The secretary general of the Department of Education warned in a private letter prior to the budget that planned cuts could impact on the numbers entering the education system.
The 2014 budget published last October ended up cutting spending on education by €33 million and included reductions for third-level colleges, as well as supports for people participating in further education programmes.
In a letter to the Department of Public Expenditure in June last year, Seán Ó Foghlú, the secretary general of the Department of Education, said saving options being proposed could have serious consequences.
“. . . It will be clear that decisions by the Government to proceed with implementation of many of them will be very difficult, given their potential to impact on participation in education, on the fabric of the education system and on contribution to economic and social development,” he wrote.
“The securing of further savings in the education area has to be viewed against the backdrop that, including savings introduced in Budget 2013, the total savings on education over the past five years approximates to a very significant €1.1 billion.”

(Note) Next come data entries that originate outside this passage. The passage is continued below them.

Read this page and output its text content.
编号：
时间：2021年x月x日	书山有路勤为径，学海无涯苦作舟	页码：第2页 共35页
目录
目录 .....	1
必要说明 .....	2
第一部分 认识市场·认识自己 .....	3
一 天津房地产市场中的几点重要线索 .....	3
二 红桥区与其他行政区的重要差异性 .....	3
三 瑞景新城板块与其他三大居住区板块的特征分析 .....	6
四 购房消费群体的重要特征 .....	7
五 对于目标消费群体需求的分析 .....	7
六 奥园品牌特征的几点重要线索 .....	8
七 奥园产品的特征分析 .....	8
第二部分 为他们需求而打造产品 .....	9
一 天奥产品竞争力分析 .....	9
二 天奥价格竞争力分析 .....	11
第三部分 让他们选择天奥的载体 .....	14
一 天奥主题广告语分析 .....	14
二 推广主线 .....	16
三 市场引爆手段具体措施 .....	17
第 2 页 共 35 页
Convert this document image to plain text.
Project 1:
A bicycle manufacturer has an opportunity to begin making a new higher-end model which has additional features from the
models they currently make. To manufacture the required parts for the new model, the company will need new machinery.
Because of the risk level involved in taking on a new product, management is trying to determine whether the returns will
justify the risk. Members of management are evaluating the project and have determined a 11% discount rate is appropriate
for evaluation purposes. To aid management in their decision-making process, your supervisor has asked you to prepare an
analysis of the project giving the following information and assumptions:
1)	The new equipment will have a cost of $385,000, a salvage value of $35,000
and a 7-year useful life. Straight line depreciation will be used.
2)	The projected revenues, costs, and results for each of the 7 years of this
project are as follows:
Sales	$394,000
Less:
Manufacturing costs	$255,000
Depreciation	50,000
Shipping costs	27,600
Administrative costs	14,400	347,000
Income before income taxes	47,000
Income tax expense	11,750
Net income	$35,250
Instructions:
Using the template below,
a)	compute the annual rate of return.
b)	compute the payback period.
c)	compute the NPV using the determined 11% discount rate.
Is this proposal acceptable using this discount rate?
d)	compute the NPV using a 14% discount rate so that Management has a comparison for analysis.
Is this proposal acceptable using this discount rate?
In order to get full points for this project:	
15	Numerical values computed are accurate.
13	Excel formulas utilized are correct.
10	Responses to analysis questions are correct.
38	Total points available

The letter, released under the Freedom of Information Act, envisaged spending cuts of about €44 million. However, the actual cuts were just over €10 million less than this as a result of unstated cost-saving measures from within the department’s existing resources.
Minister for Education Ruairí Quinn later said that he had managed to “protect frontline education services” and secured additional teachers and supports for special education.
The document also provides detailed arguments around why these cost-cutting measures [see panel] were being proposed.
In the case of the abolition of the €20 bonus payment, for example, briefing documents state that the payment dated from a time when it was considered an incentive to encourage long-term unemployed to enter the education system. “However, the context has radically changed and the rationale for this payment is very much reduced,” the document states.
The move would impact on an estimated 6,500 course participants in a full year.
The move to ensure Fás apprentices pay student charges worth about €540 was justified on the basis that it was “unlikely to impact on recruitment or cause exits from apprenticeship”.
The decision to cease multiple welfare payments for participants on Fás training courses was justified given that there was “broad agreement” for such a move. It noted that a recipient of the one-parent family payment who also received a Fás training allowance could receive up to €366 per week. Under the proposed changes, this would fall to €220 per week.
The justification for the €25 million cut to higher education was redacted. However, documents state that previous cuts of this order were on the basis that third-level bodies protected frontline services by “deploying existing levels of cash balances”.